PROTESTERS DEMANDING THE RESIGNATION OF SCIENTIST FOR IGNORING SCIENCE THAT DOESN'T EXIST

Kevin Vranes, 1 June 2006
 HYPERLINK "http://scienceblogs.com/nosenada/2006/06/protesters_demanding_the_resig.php" \t "linkWin" http://scienceblogs.com/nosenada/2006/06/protesters_demanding_the_resig.php

When I read this the first two times I thought it came from The Onion, but apparently it's true.

Hundreds of concerned citizens and leaders from across the nation will join
Hurricane Katrina survivors Wednesday to call for the resignation of the heads of
the National Hurricane Center (NHC) and the National Oceanic and Atmospheric
Administration (NOAA) at the NOAA Headquarters just outside of Washington, D.C.
During an 11 a.m. demonstration, advocates will demand that NOAA stop covering up  the growing scientific link between severe hurricanes and global warming while
insisting on real solutions to the problem of global warming.

The upshot is, sometimes I have to agree with Rush Dumbimbaugh. There are environmental wackos out there every bit as misguided as the far right freaks who call for assassinations of South American heads of state and protest military funerals in the name of God.

"NOAA is actively covering up the strong and growing scientific link between
more powerful hurricanes and global warming," said Mike Tidwell, who represents a
group called the U.S. Climate Emergency Council.

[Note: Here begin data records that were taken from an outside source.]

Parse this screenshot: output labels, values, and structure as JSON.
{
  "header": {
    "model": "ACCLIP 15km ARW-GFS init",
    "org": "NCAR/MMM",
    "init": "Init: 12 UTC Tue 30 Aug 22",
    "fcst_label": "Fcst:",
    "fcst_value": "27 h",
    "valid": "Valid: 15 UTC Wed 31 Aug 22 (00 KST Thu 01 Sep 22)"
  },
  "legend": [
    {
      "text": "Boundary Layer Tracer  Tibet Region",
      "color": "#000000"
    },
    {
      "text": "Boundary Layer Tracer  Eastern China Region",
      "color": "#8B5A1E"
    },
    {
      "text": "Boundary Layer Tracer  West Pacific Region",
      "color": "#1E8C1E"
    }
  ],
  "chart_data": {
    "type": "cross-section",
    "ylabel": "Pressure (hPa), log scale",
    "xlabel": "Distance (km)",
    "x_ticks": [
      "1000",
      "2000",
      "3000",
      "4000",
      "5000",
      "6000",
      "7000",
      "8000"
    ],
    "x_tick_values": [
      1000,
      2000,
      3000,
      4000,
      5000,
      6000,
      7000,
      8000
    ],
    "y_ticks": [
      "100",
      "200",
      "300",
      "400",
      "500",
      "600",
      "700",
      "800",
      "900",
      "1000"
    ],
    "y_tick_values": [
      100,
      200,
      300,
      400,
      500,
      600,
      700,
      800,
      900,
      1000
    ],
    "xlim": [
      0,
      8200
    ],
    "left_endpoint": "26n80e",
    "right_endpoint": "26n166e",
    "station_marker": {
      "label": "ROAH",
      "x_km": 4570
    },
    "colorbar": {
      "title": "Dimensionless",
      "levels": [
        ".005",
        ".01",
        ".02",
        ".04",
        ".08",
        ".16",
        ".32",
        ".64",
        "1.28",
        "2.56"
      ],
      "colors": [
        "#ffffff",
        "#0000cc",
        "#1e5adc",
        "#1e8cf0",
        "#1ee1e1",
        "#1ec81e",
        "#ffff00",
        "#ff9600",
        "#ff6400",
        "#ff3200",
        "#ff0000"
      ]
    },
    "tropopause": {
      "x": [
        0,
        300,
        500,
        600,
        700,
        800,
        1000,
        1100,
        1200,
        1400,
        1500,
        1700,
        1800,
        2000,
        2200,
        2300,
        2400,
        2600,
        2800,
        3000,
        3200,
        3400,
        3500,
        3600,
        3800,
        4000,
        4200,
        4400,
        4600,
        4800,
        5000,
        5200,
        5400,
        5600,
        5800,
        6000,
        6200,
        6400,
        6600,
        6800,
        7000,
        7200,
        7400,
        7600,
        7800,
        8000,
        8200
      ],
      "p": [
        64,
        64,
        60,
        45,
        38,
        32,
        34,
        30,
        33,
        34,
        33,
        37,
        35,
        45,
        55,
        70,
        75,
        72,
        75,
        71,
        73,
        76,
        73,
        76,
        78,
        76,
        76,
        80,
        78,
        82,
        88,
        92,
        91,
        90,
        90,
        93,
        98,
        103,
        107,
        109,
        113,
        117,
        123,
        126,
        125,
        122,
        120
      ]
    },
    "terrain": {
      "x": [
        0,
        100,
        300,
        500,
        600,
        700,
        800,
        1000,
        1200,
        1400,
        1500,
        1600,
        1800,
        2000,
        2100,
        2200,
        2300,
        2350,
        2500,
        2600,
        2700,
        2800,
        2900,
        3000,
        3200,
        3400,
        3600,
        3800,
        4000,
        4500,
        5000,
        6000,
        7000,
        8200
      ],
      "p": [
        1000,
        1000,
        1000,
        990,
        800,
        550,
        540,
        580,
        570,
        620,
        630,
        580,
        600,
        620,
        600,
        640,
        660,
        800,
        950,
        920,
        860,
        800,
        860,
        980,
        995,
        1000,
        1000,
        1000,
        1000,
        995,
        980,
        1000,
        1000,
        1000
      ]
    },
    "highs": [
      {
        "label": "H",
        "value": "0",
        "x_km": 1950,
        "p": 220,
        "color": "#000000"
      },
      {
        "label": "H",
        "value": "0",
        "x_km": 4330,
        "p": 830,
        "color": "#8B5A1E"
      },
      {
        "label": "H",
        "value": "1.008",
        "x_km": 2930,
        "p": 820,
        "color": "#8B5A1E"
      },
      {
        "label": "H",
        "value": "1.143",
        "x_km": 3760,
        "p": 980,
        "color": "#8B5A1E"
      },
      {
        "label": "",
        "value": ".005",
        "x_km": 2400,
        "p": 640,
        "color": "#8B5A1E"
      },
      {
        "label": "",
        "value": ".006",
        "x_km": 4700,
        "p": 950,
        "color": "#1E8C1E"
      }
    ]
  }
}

Hmmm...really? So two independent research groups have published a very small handful of papers in the past year supporting a link between tropical storms and AGW (e.g.). Meanwhile, a small handful of other papers, published by other independent research groups, either do not find such links (e.g.) or say that the signal of the increase is buried in the noise of societal changes (e.g.).

I said in the title "science that doesn't exist." I don't mean that science supporting a link between TS's and AGW doesn't exist. Rather, I mean that the protesters are arguing (again, based on a very small number of papers all published in the past year) that a strong scientific consensus exists (and that NOAA is conspiratorially covering it up). I am arguing that despite strong words from the various scientific camps, no scientific consensus has yet become apparent (and won't for a few years). To protest stating otherwise is a gross misunderstanding of how science works and, worse, is stretching science toward a political goal. If there is a Republican War on Science, this must be the Democrats getting revenge.

If we want to actually follow the accepted machinations of scientific process, the most appropriate statement comes from NOAA:

"We recognize there is an ongoing scientific debate and will continue to support
research that might identify detectable influences of global warming in hurricane
frequency and/or intensity," the statement said.

And not from dimwits who think that changing the leadership of NOAA does anything at all to change the science: The groups demanded that Mayfield and NOAA administrator Conrad Lautenbacher step down.
"They must resign immediately," said Tidwell, in front of about 30 protesters who'd gathered for a morning rally outside NOAA headquarters in Silver Spring, Md.